I have a question about this code patch(line244) in deformable_transformer.py
:
...
topk = self.two_stage_num_proposals
topk_proposals = torch.topk(enc_outputs_class[..., 0], topk, dim=1)[1]
topk_coords_unact = torch.gather(
enc_outputs_coord_unact, 1, topk_proposals.unsqueeze(-1).repeat(1, 1, 4)
)
...
Tensor enc_outputs_class[..., 0]
(enc_outputs_class.shape = (batch_size, len_flattened_encoder_seq, 91)) represents the cls prediction of the first fg class ?
In my understanding, The purpose here is to get the topk fg proposals according to topk highest fg scores(including all fg classes).
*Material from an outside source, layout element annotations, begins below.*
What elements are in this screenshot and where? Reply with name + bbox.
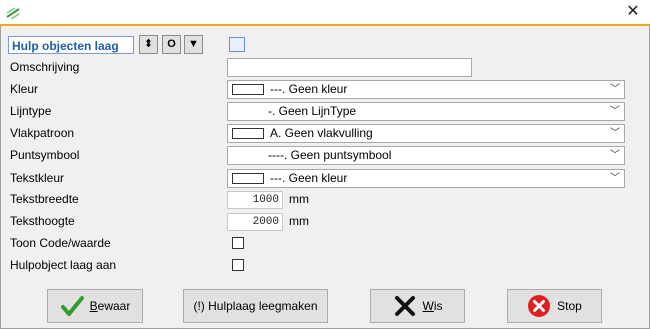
label-tekstkleur: Tekstkleur	[10, 171, 65, 185]
wis-button[interactable]: Wis	[370, 289, 465, 323]
kleur-select[interactable]: ---. Geen kleur ﹀	[227, 80, 625, 99]
chevron-down-icon: ﹀	[610, 128, 620, 139]
delete-x-icon	[394, 296, 415, 316]
stop-icon	[528, 295, 551, 317]
label-tekstbreedte: Tekstbreedte	[10, 192, 79, 206]
color-swatch	[232, 173, 264, 185]
label-omschrijving: Omschrijving	[10, 60, 80, 74]
layer-dropdown-button[interactable]: ▼	[184, 35, 203, 54]
tekstkleur-value: ---. Geen kleur	[270, 171, 348, 185]
move-updown-button[interactable]: ⬍	[139, 35, 158, 54]
omschrijving-input[interactable]	[227, 58, 472, 77]
label-teksthoogte: Teksthoogte	[10, 214, 75, 228]
color-swatch	[232, 84, 264, 96]
tekstbreedte-input[interactable]: 1000	[227, 191, 283, 209]
stop-label: Stop	[557, 299, 582, 313]
stop-button[interactable]: Stop	[507, 289, 602, 323]
hulplaag-leegmaken-button[interactable]: (!) Hulplaag leegmaken	[183, 289, 328, 323]
title-bar: ✕	[0, 0, 650, 26]
tekstkleur-select[interactable]: ---. Geen kleur ﹀	[227, 169, 625, 188]
toon-code-checkbox[interactable]	[232, 237, 244, 249]
lijntype-select[interactable]: -. Geen LijnType ﹀	[227, 102, 625, 121]
vlakpatroon-value: A. Geen vlakvulling	[270, 126, 373, 140]
pattern-swatch	[232, 128, 264, 140]
close-icon[interactable]: ✕	[616, 0, 650, 24]
app-icon	[6, 7, 20, 20]
chevron-down-icon: ﹀	[610, 84, 620, 95]
label-hulpobject-aan: Hulpobject laag aan	[10, 258, 117, 272]
label-puntsymbool: Puntsymbool	[10, 148, 80, 162]
kleur-value: ---. Geen kleur	[270, 82, 348, 96]
chevron-down-icon: ﹀	[610, 150, 620, 161]
puntsymbool-value: ----. Geen puntsymbool	[268, 148, 392, 162]
label-vlakpatroon: Vlakpatroon	[10, 126, 75, 140]
teksthoogte-unit: mm	[289, 214, 309, 228]
label-lijntype: Lijntype	[10, 104, 52, 118]
chevron-down-icon: ﹀	[610, 106, 620, 117]
lijntype-value: -. Geen LijnType	[268, 104, 357, 118]
wis-label: Wis	[422, 299, 443, 313]
reset-button[interactable]: O	[162, 35, 181, 54]
teksthoogte-input[interactable]: 2000	[227, 213, 283, 231]
chevron-down-icon: ﹀	[610, 173, 620, 184]
label-toon-code: Toon Code/waarde	[10, 236, 111, 250]
hulpobject-aan-checkbox[interactable]	[232, 259, 244, 271]
vlakpatroon-select[interactable]: A. Geen vlakvulling ﹀	[227, 124, 625, 143]
layer-name-field[interactable]: Hulp objecten laag	[8, 36, 134, 54]
tekstbreedte-unit: mm	[289, 192, 309, 206]
bewaar-label: Bewaar	[89, 299, 131, 313]
layer-color-swatch[interactable]	[229, 37, 245, 52]
puntsymbool-select[interactable]: ----. Geen puntsymbool ﹀	[227, 146, 625, 165]
checkmark-icon	[60, 296, 84, 316]
label-kleur: Kleur	[10, 82, 39, 96]
bewaar-button[interactable]: Bewaar	[47, 289, 143, 323]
So why not execute topk = torch.topk(enc_outputs_class.max(dim=-1)[0], topk, dim=1)[1]
?
Could you please give some explanation, thx !
@YanShuang17 This is in fact a tricky implementation of the original deformable-DETR, which converts the 91 classification task into a binary classification task.
Please check the ground-truth conversion at:
H-Deformable-DETR/models/deformable_detr.py
Lines 515 to 519 in 10af735
In other words, the encoder is supervised to perform foreground object detection indeed instead of the multi-category object detection performed by the following decoder layers.